Gallup Organization researchers spent decades accurately measuring employee engagement, which resulted in their Q12 Engagement Survey. They have interviewed more than 25 million employees around the world to find the core of a great workplace.

The 12 questions are designed to be posed to employees. And from the perspective of the employee, many of the questions, I will submit to you, point to the principles of encouraging and affirming employees to be the best they can be.

The results can also be boiled down to 12 "look-in-the-mirror" questions that every leader can ask to understand how their companies measure up on the key elements needed to keep their most talented employees.

If you're a manager, and your employees were asked the following about you, how would you do?

  • In the last seven days, have I received recognition or praise for doing good work?
  • Is there someone at work who encourages my development?
  • At work, do I have the opportunity to do what I do best every day?
  • In the last six months, has someone at work talked to me about my progress?
  • This last year, have I had the opportunity at work to learn and grow?

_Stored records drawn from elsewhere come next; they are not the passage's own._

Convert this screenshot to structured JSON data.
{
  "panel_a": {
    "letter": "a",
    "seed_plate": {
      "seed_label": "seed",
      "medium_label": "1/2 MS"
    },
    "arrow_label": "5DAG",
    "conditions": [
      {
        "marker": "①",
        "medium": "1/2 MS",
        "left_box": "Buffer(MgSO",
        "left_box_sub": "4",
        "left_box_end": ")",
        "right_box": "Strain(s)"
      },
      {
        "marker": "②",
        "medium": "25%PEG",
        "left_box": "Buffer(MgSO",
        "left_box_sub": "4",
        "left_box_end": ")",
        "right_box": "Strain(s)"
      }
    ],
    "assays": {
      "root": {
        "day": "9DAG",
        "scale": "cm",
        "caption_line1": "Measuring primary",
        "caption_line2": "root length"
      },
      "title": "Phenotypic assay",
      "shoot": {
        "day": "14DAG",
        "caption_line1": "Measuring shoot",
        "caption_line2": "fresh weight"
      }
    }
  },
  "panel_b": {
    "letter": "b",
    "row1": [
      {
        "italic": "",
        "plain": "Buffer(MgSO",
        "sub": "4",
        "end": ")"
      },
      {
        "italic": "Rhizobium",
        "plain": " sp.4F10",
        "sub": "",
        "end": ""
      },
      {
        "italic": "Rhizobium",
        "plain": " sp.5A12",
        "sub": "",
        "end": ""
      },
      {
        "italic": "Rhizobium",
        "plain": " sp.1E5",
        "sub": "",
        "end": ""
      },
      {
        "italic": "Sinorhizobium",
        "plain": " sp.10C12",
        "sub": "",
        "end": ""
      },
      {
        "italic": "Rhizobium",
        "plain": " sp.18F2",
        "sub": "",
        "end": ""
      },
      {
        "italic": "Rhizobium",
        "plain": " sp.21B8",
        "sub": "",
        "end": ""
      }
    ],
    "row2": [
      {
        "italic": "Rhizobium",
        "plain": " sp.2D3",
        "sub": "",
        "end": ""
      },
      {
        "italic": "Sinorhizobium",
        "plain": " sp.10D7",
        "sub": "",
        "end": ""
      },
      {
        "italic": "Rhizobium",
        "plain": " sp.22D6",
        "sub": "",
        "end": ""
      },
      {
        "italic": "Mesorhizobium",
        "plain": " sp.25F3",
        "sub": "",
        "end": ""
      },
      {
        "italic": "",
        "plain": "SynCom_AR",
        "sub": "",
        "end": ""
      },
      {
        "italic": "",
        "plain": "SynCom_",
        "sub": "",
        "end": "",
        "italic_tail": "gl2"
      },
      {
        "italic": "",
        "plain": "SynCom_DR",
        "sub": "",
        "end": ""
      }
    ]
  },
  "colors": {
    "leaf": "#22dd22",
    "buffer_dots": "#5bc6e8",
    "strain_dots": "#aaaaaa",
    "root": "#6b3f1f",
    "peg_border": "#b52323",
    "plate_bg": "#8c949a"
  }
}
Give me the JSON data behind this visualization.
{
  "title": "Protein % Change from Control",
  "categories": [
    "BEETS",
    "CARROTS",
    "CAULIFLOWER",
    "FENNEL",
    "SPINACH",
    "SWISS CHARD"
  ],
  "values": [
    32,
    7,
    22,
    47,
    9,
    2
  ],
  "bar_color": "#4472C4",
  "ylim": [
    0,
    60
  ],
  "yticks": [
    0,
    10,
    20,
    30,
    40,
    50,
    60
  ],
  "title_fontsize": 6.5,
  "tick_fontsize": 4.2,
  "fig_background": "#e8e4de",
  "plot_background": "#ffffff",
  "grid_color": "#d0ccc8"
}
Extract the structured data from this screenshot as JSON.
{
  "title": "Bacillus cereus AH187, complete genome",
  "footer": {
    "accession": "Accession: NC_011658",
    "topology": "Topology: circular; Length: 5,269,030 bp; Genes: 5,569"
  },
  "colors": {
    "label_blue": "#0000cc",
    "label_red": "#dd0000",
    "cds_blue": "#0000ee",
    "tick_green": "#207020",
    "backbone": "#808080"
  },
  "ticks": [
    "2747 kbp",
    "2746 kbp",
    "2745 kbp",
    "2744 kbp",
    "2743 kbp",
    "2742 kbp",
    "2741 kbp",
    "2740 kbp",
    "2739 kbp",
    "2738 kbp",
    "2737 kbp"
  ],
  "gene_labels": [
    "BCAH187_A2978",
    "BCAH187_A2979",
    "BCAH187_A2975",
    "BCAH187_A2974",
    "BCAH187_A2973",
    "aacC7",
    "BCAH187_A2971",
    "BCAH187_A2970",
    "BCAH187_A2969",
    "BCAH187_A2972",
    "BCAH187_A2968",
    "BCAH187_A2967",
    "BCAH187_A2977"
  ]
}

The research also makes a strong business case for growing leaders in management roles.

Employees who responded more positively to these questions worked in business units with higher levels of productivity, retention and customer satisfaction.

The opinions formed by employees pointed to their immediate manager as the critical player in building and maintaining a great workplace.

Once again, as the old saying goes, people leave managers, not companies.

3. Have honest conversations during the onboarding process.

First of all, if you're new to onboarding, we're not talking about an HR orientation during the first day or week of hire. Effective onboarding is a management responsibility that can extend three-to-nine months after a hire date, sometimes longer.

Research is saying that a typical employee's mind isn't made up about staying or leaving a new company until month six!

I want to bring out some key questions that every leader should ask to find out if you are doing the things that lead to a great new hire experience.

These questions are meant to trigger a response for you to be more intentional about having conversations that lead to high employee engagement during those crucial first few months.

  • Do you as a leader/manager engage your new hires in "How can we/I help you with your professional development interests?" conversations in the first month?
  • Do you as a leader/manager engage new hires in conversations about what motivates them within the first 1-2 weeks of employment?
  • Do most of your employees have development plans? If so, do these plans get discussed periodically one-on-one?
  • Are you, as leader/manager, actively helping employees to advance their plans by talking with them?